Pathaan: the return of the king
WARNING: THIS ARTICLE CONTAINS SPOILERS.
For long enough, Bollywood had been surviving on "star power." A star is simply an actor who can pull the audience to the theatres based on his reputation, one who can earn that grand opening weekend for the producers and push the film to the 100-crore mark, regardless of the content of the film. For quite some time in the early 2010s, Salman Khan had been the master of doing it.
But then the stars fell. After a few of Shah Rukh Khan and Salman Khan's films failed, the failure of Aamir Khan's Laal Singh Chaddha was considered the nail in the coffin of star power. After his last film Zero had been a disaster, Shah Rukh Khan took a four-year break and returned with his first spy-action film, Pathaan. The film had a lot of boxes to fill, a lot of hearts to win, and a lot of money to make. It was crucial not only as proof of Shah Rukh's invincibility at the box office but also for the survival of the box office itself by bringing the mass back into the theatres.
And Pathaan did a fabulous job at it. The film meets its expectations and acts as a perfect fan service for Shah Rukh's fans. Filled with references to his previous films, the film sets up the creation of a spy universe beautifully, without making it too much of a mess. The story revolves around the titular character Pathaan, a RAW agent, who comes back from hiding to find Rubina Mohsin, an ex-ISI agent played by Deepika Padukone and Jim, an ex-RAW agent and head of criminal organisation Outfit X, played by John Abraham, who's the main antagonist of the film. How Pathaan puts an end to Jim and saves his country is the oversimplified plot of the spy thriller.

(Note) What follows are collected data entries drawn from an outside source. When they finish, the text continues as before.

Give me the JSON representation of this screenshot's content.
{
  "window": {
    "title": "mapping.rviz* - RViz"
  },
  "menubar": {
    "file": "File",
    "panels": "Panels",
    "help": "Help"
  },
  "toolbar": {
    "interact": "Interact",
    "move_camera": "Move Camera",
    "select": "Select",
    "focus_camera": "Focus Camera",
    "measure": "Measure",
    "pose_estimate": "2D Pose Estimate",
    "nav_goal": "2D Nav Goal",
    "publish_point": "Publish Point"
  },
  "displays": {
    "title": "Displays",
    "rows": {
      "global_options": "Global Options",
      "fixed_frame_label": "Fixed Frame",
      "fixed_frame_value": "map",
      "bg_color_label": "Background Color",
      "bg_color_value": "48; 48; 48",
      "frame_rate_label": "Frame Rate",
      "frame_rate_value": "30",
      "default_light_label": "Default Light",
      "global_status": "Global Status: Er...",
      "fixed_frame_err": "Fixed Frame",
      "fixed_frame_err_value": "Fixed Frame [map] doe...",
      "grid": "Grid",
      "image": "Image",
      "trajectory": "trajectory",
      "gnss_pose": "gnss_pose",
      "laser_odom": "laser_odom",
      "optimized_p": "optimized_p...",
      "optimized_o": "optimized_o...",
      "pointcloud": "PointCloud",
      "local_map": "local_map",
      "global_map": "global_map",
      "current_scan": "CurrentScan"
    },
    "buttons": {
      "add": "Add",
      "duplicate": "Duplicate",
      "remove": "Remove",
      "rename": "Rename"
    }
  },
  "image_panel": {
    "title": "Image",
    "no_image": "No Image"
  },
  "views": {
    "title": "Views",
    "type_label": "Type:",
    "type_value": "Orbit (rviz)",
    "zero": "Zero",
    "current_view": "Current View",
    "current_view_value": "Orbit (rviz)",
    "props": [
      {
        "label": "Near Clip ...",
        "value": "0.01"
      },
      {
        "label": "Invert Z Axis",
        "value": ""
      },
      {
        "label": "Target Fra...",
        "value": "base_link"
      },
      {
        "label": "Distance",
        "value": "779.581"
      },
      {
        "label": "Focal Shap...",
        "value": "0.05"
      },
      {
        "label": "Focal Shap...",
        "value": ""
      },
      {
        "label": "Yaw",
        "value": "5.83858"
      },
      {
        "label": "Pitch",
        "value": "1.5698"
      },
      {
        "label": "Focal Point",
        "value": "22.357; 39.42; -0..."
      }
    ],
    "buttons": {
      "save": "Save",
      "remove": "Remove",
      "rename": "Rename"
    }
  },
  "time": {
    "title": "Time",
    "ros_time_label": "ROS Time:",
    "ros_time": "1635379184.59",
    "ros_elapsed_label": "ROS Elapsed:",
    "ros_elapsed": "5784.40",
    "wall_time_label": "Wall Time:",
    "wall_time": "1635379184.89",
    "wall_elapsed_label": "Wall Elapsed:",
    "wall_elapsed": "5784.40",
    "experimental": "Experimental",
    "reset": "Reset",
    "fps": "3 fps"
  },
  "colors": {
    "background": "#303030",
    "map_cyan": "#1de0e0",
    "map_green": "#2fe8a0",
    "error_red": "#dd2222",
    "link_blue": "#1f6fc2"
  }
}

The tropes are as typical as it gets. The RAW-ISI affair, agent went rogue, the country's safety at stake and an agent who breaks all rules – Pathaan is conventional in its plot. Although the film relies on Shah Rukh's star power, it isn't the film's sole driving factor.
The antagonist and the female lead are well written for once in a Bollywood film. Jim's back story leads you into being sympathetic towards his character and the no-nonsense personality of John Abraham adds more dimension. Deepika's character is more than just eye candy and plays a crucial role in the first and second acts. The action choreography is brilliant and the plot twists, however predictable, are enjoyable. But it is Shah Rukh's charisma and his screen presence that truly sells Pathaan. He is exquisite to look at on the screen and he looks effortless in his portrayal of a charming secret agent.
However, the VFX completely ruins some of the portions, especially in the climax. Before making a big-budget spy thriller that is going to have CGI-dependent set pieces, it is crucial to ensure that the studio can pull off the VFX shots. Pathaan fails miserably in its CGI-heavy action set pieces and looks like a green screen catastrophe and a colour-grading massacre in most of the shots.
Although Pathaan intends to serve the legend of Shah Rukh Khan, it gives us an entertaining action film in the process. With the rise of OTT and regional films, a star can no longer ensure a blockbuster without having any substance in it. The monumental box office success of Pathaan proves that it is more than a Shah Rukh Khan film. With an actual plot for a change and an extended Salman Khan cameo, Pathaan is a genuinely enjoyable Bollywood flick.